Para Baitelo, as dificuldades impostas ao setor pelo curtailment são um reflexo da falta de planejamento e investimentos em transmissão e armazenamento de nergia. “Certamente falta investimento, falta planejamento, porque tivemos um intervalo de tempo grande em que foram contratadas as fontes renováveis por menor custo, mas agora precisamos pensar em como o sistema pode absorver essa dificuldade”, diz Baitelo. “Tem alguns pontos de gargalo no Brasil e falta armazenamento da energia para que ela não seja simplesmente desperdiçada.”
A compensação para empresas afetadas pelo curtailment, também chamado de “constrained off”, tem sido objeto de debates e ações judiciais. Entidades como a Associação Brasileira de Energia Eólica (ABEEólica) e a Associação Brasileira de Energia Solar Fotovoltaica (Absolar) foram à Justiça buscar ressarcimento. Ambas alegavam que a limitação de compensações financeiras imposta por decisão da
Agência Nacional de Energia Elétrica (Aneel) excedia sua competência.
De acordo com Rodrigo Sauaia, presidente-executivo da Absolar, o pedido de ressarcimento coloca eólicas e solares na mesma situação de hidrelétricas e termelétricas, que têm direito. “Isso gerou um grande transtorno aos agentes [do mercado]. Em vez de simplesmente aplicar a regra prevista em lei para [as usinas] solares, a Aneel estabeleceu uma regra nova e criou uma franquia de horas que não são remuneradas quando as usinas renováveis são cortadas”, afirma. “Ela também subdividiu os cortes em três tipos diferentes e só a um deles deu a possibilidade de ressarcimento para a parcela que ultrapassar essa franquia de horas.”
Em novembro do ano passado, em decisão liminar, o Tribunal Regional Federal da 1ª Região (TRF-1) entendeu que a legislação que regula o setor garante o direito de ressarcimento aos geradores por interrupções forçadas na produção de energia.
Dois meses depois, o Superior Tribunal de Justiça (STJ) atendeu pedido da Aneel e suspendeu a decisão. De acordo com o tribunal, seria necessária uma análise detalhada dos riscos inerentes à atividade das geradoras para que estas pudessem repassar os prejuízos aos consumidores.
O impasse regulatório gera insegurança para investidores e pode impactar a expansão futura de projetos renováveis no Brasil. “O impacto é grande sobre os empreendedores, porque a receita que é projetada quando você leiloa um parque eólico ou um parque solar para 20 anos, ou 15 anos, pode não se concretizar”, diz Baitelo. “Isso tende a criar um risco grande para os outros empreendimentos que
virão e que terão de projetar um custo muito mais elevado.”

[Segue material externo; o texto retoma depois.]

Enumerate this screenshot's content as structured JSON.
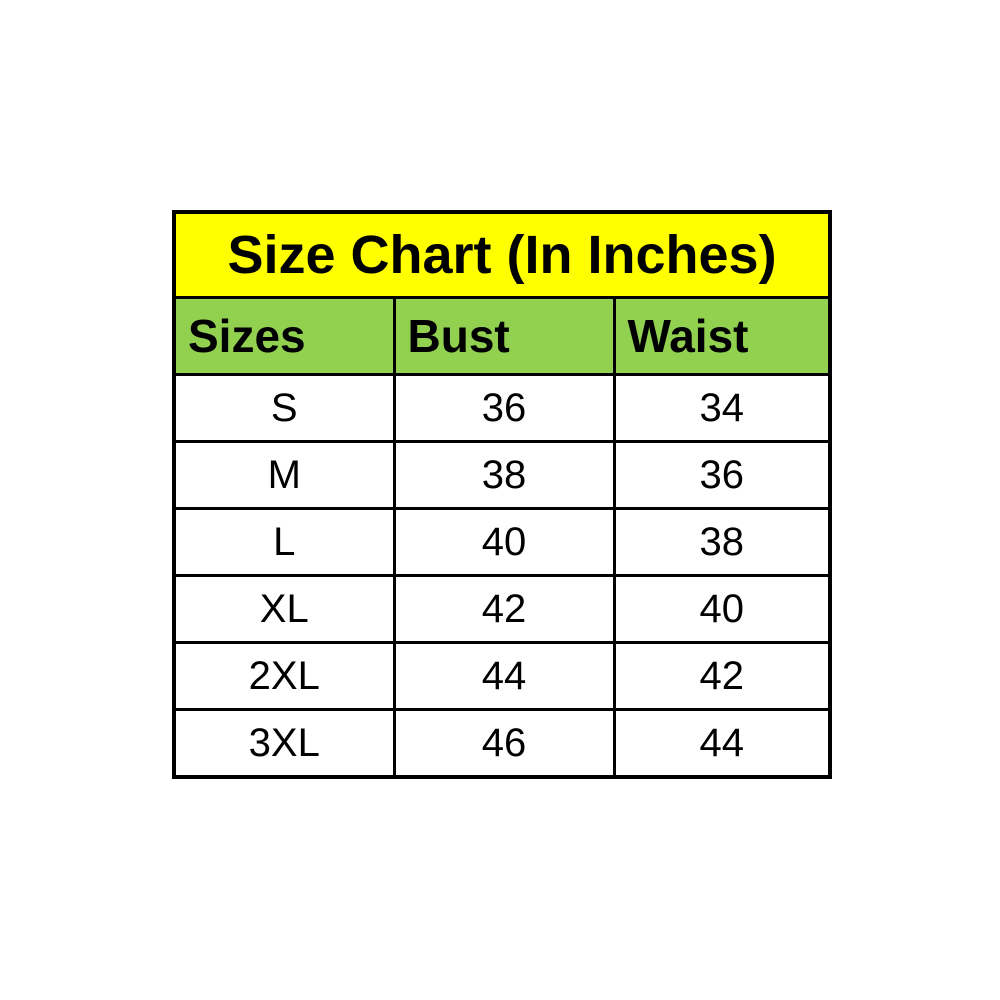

Para Gustavo Ayala, CEO da comercializadora Bolt Energy, esse é um impasse que precisa ser resolvido o mais rápido possível para que as fontes renováveis possam acompanhar o aumento do consumo de energia per capita no país. “É um problema que não pode ser atribuído a quem gera a energia, e é ele que está sendo penalizado por isso. Se não houver investimentos, teremos um hiato na geração de
energia renovável”, diz.
Essa situação se agrava por uma combinação de fatores, como a lenta expansão das redes de transmissão e a crescente participação das fontes renováveis na matriz energética. Especialistas destacam a necessidade de reduzir a inflexibilidade no despacho das usinas termelétricas, como forma de viabilizar uma maior integração das fontes renováveis ao sistema elétrico. Além disso, avançam as discussões sobre a revisão do modelo de leilões de energia, com o objetivo de incentivar a descentralização, o armazenamento de energia e a adoção de tecnologias voltadas à gestão inteligente da demanda.
Para Baitelo, não há saídas além do óbvio. “As soluções imediatas para reduzir o curtailment são, sem dúvida nenhuma, mais investimentos em transmissão, para que essa energia possa ser escoada, e principalmente no armazenamento de energia, que vai permitir que ela possa ser estocada por um número de horas e atender a uma carga noturna.”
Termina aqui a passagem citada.